This week, we learned how shockingly lax Facebook appears to have been around how much of its data leaks into the servers of other companies, such as Amazon, Microsoft, Netflix and Spotify, according to a report by The New York Times. Once that data is 'in the wild,' neither Facebook, nor perhaps anyone else can be certain what companies, or perhaps which governments, can acquire and use it. A bit like the petroleum that drove earlier international conflicts, the oceans of data you help create by using Facebook and other digital platforms are likely soon to become terrain for geopolitical competition — a competition the United States is not well poised to win.
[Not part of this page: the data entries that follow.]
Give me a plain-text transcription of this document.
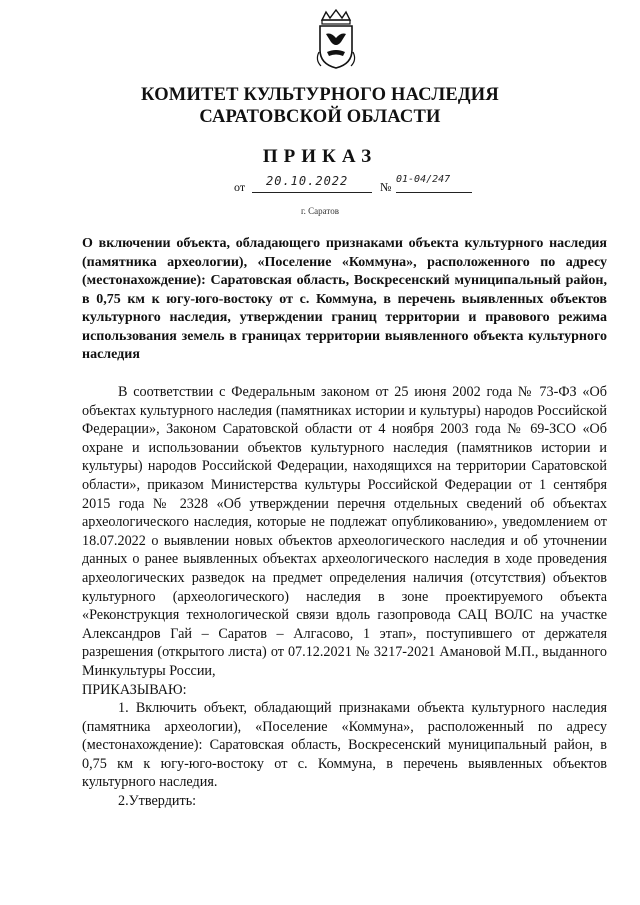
КОМИТЕТ КУЛЬТУРНОГО НАСЛЕДИЯ
САРАТОВСКОЙ ОБЛАСТИ
ПРИКАЗ
от 20.10.2022	№
01-04/247
г. Саратов
О включении объекта, обладающего признаками объекта культурного наследия (памятника археологии), «Поселение «Коммуна», расположенного по адресу (местонахождение): Саратовская область, Воскресенский муниципальный район, в 0,75 км к югу-юго-востоку от с. Коммуна, в перечень выявленных объектов культурного наследия, утверждении границ территории и правового режима использования земель в границах территории выявленного объекта культурного наследия

В соответствии с Федеральным законом от 25 июня 2002 года № 73-ФЗ «Об объектах культурного наследия (памятниках истории и культуры) народов Российской Федерации», Законом Саратовской области от 4 ноября 2003 года № 69-ЗСО «Об охране и использовании объектов культурного наследия (памятников истории и культуры) народов Российской Федерации, находящихся на территории Саратовской области», приказом Министерства культуры Российской Федерации от 1 сентября 2015 года № 2328 «Об утверждении перечня отдельных сведений об объектах археологического наследия, которые не подлежат опубликованию», уведомлением от 18.07.2022 о выявлении новых объектов археологического наследия и об уточнении данных о ранее выявленных объектах археологического наследия в ходе проведения археологических разведок на предмет определения наличия (отсутствия) объектов культурного (археологического) наследия в зоне проектируемого объекта «Реконструкция технологической связи вдоль газопровода САЦ ВОЛС на участке Александров Гай – Саратов – Алгасово, 1 этап», поступившего от держателя разрешения (открытого листа) от 07.12.2021 № 3217-2021 Амановой М.П., выданного Минкультуры России,

ПРИКАЗЫВАЮ:

1. Включить объект, обладающий признаками объекта культурного наследия (памятника археологии), «Поселение «Коммуна», расположенный по адресу (местонахождение): Саратовская область, Воскресенский муниципальный район, в 0,75 км к югу-юго-востоку от с. Коммуна, в перечень выявленных объектов культурного наследия.

2.Утвердить:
Until now, public attention has focused on how undemocratic actors use various social media platforms to undermine democracy or security. Violent Islamist and "alt-right" groups have successfully leveraged such platforms to recruit and propagandize. Through Facebook's cascading scandals, we've also learned that Russia's Internet Research Agency used fake Facebook accounts — not to mention Instagram, YouTube, Reddit, Tumblr, Pinterest, Vine and Google+ — as vehicles to disseminate destabilizing misinformation in some cases both before and after the 2016 presidential election.
There is a difference, however, between the use of a communication platform by an entity hostile to democracy under the rule of law, and the latter's acquisition and exploitation of the data produced by that platform. To date, Russia's Internet Research Agency, ISIS and domestic neo-Nazi groups have been users of platforms. So far as we know, either all or almost all of these actors have not acquired data. What if they had?